Whiting pointed out that there are still plenty of ways that catastrophe could be skirted. The most immediate is for a narrow ruling by the court, or a legal punt, sending the case back to a lower court. Another option, though time-consuming and potentially vulnerable to claims of executive privilege, is for Congress to simply subpoena Mueller’s targets, who are under no requirement of secrecy. And yet another way is for Mueller to ask a judge to transmit grand jury materials confidentially to Congress—exactly what Watergate Special Prosecutor Leon Jaworski did in 1974, a move upheld in the case Haldeman v. Sirica. But that case, too, has its dissenters who say the matter is not firmly settled law, much less cemented in Supreme Court precedent.
If a constitutional showdown is coming over Mueller’s report, then, it could be a battle “that ultimately may require Supreme Court resolution”—one in which the octogenarian’s book could play a pivotal role.
Whiting doubts that will happen. But, he acknowledges, “it is conceivable.” If McKeever’s case somehow contributes to the burying of Mueller’s report—or at least provides the firepower to those who wish to bury it, like Barr—it could present the legal equivalent of the Chicago Cubs fan who accidentally robbed his own team of a game-winning out. (When this sports analogy is mentioned, Whiting groans, “You mean Steve Bartman”—referring to the fan who etched his name in baseball infamy. Whiting is from Chicago.)

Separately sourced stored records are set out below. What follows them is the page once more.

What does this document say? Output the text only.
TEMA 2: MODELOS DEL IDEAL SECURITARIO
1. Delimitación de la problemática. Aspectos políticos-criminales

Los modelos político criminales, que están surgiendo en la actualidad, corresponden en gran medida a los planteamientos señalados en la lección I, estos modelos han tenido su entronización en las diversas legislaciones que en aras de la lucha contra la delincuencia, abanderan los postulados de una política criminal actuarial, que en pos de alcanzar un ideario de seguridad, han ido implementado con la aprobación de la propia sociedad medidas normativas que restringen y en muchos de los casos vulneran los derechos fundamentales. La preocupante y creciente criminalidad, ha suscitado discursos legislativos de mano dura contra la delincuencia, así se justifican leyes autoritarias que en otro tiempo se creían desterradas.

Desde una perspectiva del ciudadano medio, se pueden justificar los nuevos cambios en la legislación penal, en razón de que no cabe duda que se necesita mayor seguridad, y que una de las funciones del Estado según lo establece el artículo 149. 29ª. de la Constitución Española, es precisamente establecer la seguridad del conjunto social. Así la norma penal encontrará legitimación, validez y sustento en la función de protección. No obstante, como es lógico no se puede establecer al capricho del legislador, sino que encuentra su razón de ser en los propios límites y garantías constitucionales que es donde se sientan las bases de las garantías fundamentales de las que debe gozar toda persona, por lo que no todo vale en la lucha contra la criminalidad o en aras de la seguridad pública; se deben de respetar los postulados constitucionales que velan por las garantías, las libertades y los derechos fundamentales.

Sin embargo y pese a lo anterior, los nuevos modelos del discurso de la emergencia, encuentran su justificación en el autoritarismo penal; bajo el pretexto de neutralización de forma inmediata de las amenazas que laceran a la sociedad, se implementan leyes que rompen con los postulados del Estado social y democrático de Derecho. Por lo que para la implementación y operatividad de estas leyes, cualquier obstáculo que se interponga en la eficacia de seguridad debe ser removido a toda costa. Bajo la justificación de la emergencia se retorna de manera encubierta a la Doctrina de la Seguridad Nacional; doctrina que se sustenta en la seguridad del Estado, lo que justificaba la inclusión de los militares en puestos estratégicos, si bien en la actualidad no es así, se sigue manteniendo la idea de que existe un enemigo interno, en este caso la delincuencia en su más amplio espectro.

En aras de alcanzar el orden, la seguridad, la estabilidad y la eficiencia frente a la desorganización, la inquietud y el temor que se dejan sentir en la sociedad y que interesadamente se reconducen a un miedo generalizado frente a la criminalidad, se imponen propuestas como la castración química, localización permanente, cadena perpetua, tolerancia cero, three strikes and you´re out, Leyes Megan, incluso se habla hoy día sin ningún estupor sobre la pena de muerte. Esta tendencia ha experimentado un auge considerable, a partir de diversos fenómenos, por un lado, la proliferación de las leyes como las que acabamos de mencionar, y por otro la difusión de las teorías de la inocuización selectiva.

No matter the outcome, the six-year federal case will be freighted with this irony: McKeever already published his book—years ago, in fact, and without the grand jury material for which he longed. Printed with the help of the self-publishing website AuthorHouse, it currently ranks 21,535,395th on Amazon’s sales list. Foreward Reviews, to which authors pay a fee to have their work reviewed, wrote that the book, while extensively researched, “struggles under the weight of too much extraneous information and unnecessary repetition.”
It received three out of five stars.